As described above, according to the present invention, the primary coating layer of the optical fiber element wire is formed by using the UV resin having the volatilization rate at 100 ° C. of 0.3 wt% / min or less. When forming the secondary coating layer on the circumference of the primary coating layer, the volatile gas generated from the primary coating layer can be suppressed.

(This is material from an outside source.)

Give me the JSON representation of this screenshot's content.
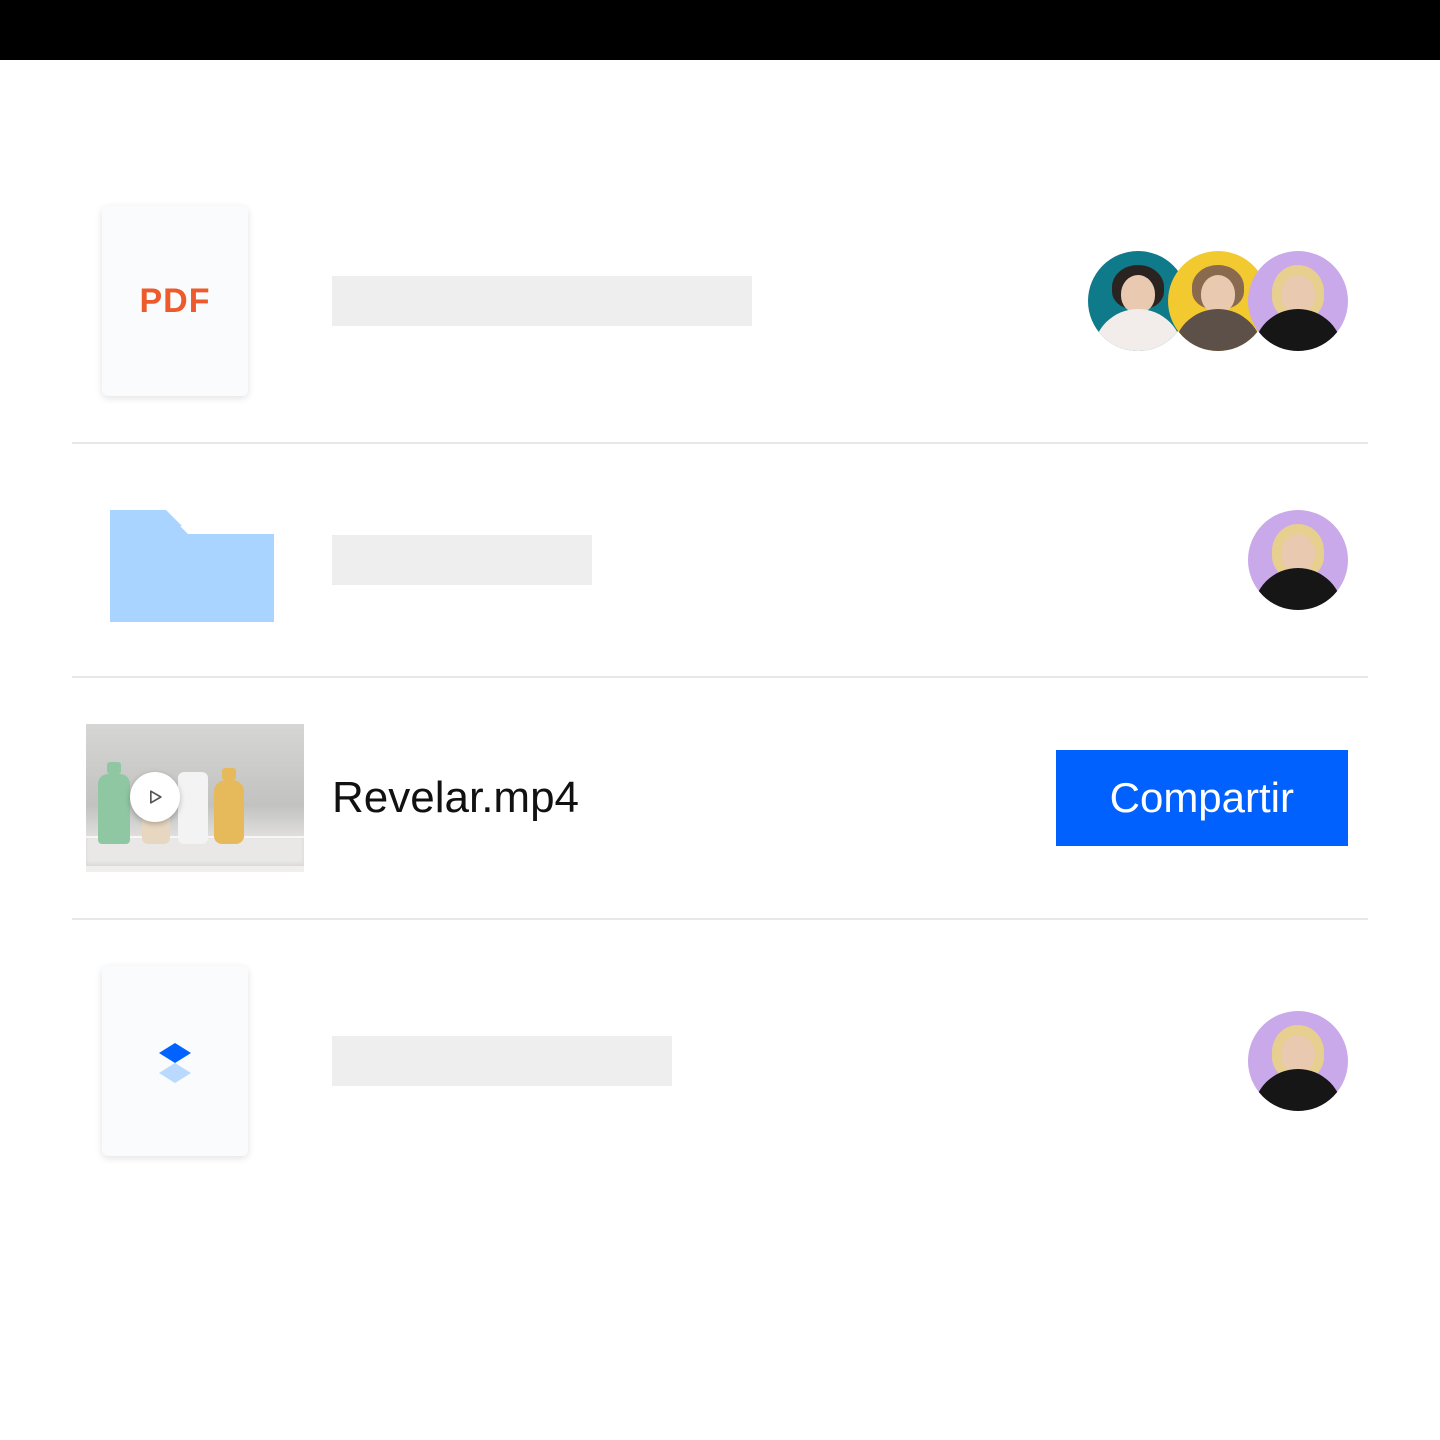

Therefore, it is possible to prevent the coating failure from occurring in the secondary coating layer due to the gas generation from the primary coating layer, so that it is possible to manufacture an optical fiber element wire having a stable property with high yield and at high speed. .

[Brief description of drawings]

FIG. 1 is a schematic configuration diagram showing an example of an optical fiber bare wire manufacturing apparatus.

FIG. 2 is a graph showing the relationship between the volatilization rate of the primary coating resin and the frequency of occurrence of coating defects in the secondary coating layer.

[Explanation of symbols]

3 ... Bare optical fiber, 5 ... First coater, 6 ... Curing device, 7 ... Second coater, 8 ... Curing device, 9 ... Optical fiber bare wire.

Claims (2)

[Claims] 1. An optical fiber element wire having a primary coating layer and a secondary coating layer formed on the circumference of a bare optical fiber, wherein the primary coating layer has a volatilization rate of 0.3 wt% / 100 ° C. An optical fiber element wire, which is obtained by applying and curing an ultraviolet curable resin of not more than a minute. 2. An ultraviolet curable resin having a volatilization rate at 100 ° C. of 0.3 wt% / min or less is applied on the circumference of a bare optical fiber, and then cured to form a primary coating layer, A method for manufacturing an optical fiber elemental wire, characterized in that a secondary coating layer is subsequently formed on the periphery of the primary coating layer.